阮纪行稍一过脑子,立刻明白了,兵部的总管太尉大人是江淮武,丞相江淮仁的亲弟弟,江阀一门二公中的另外一座大山头,主子这个意见倒很有些微妙,从老大手里扣出食来塞给老二,这明面上也都还是列于江阀门下,似乎避免了斗争,可实际嘛,呵……
再说,皇帝也必然是支持的。
当下心悦诚服的说道:“是,既如此,我便传讯给林塬,让他坐山观虎斗好了,也可就此收买些人心,日后也方便着左右逢源。”

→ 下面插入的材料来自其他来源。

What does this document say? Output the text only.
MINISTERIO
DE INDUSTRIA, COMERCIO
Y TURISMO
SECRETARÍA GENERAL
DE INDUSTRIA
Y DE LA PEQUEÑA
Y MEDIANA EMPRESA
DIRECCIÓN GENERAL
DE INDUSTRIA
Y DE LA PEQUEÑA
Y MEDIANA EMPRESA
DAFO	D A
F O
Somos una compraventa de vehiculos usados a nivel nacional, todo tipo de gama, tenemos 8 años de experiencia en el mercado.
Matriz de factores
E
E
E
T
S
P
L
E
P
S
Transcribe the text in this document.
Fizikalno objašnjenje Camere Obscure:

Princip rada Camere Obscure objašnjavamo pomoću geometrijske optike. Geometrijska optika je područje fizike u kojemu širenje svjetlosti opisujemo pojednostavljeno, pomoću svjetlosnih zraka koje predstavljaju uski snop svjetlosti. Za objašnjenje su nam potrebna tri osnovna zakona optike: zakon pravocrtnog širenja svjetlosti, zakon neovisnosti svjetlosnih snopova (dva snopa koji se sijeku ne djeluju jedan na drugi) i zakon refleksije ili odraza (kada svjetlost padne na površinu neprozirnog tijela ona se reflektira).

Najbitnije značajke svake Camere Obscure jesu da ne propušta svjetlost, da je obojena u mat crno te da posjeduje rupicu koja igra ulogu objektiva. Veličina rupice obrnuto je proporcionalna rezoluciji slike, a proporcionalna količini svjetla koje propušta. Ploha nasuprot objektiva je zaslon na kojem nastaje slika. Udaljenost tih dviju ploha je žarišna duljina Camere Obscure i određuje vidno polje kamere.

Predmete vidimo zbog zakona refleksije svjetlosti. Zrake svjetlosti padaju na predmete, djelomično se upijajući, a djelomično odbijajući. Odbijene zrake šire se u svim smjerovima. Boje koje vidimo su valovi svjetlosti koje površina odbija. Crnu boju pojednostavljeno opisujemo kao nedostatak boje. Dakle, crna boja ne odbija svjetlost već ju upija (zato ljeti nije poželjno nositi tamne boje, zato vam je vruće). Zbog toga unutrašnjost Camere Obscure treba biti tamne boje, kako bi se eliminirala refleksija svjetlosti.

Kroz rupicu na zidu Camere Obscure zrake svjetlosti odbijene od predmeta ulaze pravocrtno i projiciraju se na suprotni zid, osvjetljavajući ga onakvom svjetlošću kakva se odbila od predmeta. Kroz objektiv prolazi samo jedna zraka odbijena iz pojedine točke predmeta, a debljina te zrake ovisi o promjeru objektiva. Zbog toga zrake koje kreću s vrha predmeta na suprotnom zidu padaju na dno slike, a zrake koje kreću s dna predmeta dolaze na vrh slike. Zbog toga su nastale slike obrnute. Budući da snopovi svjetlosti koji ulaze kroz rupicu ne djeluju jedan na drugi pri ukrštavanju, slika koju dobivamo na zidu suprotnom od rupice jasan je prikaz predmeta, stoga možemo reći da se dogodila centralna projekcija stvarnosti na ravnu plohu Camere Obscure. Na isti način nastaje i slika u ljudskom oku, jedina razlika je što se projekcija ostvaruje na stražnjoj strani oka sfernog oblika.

朝堂上紧要的事情说完了,主子吩咐要查明的也需交代清楚:“名花宴上泼了江渭一身酒水的侍女,经查,确实是金钗阁所属,身份很简单,据说当晚挨了管事的一顿痛骂,可也意外捡了一小袋金珠发了笔小财,除此之外再没其他异样。”
见主子沉默不语,阮纪行犹豫了一下,接着说道:“前段时间京郊蒙山镇正义赌坊覆灭的案子,似乎就是野鬼做的。”
萧祈猛的转头看来,“消息可真?一帮烂赌的渣滓,哪里用得着野鬼出手?”
阮纪行:“是一个叫柱子的小厮说的,他被赶出来后零零散散卖了不少消息,只是顾及着王爷和柳傅的关系,咱们也没往死了深挖,有关野鬼的,却只知道这么一条。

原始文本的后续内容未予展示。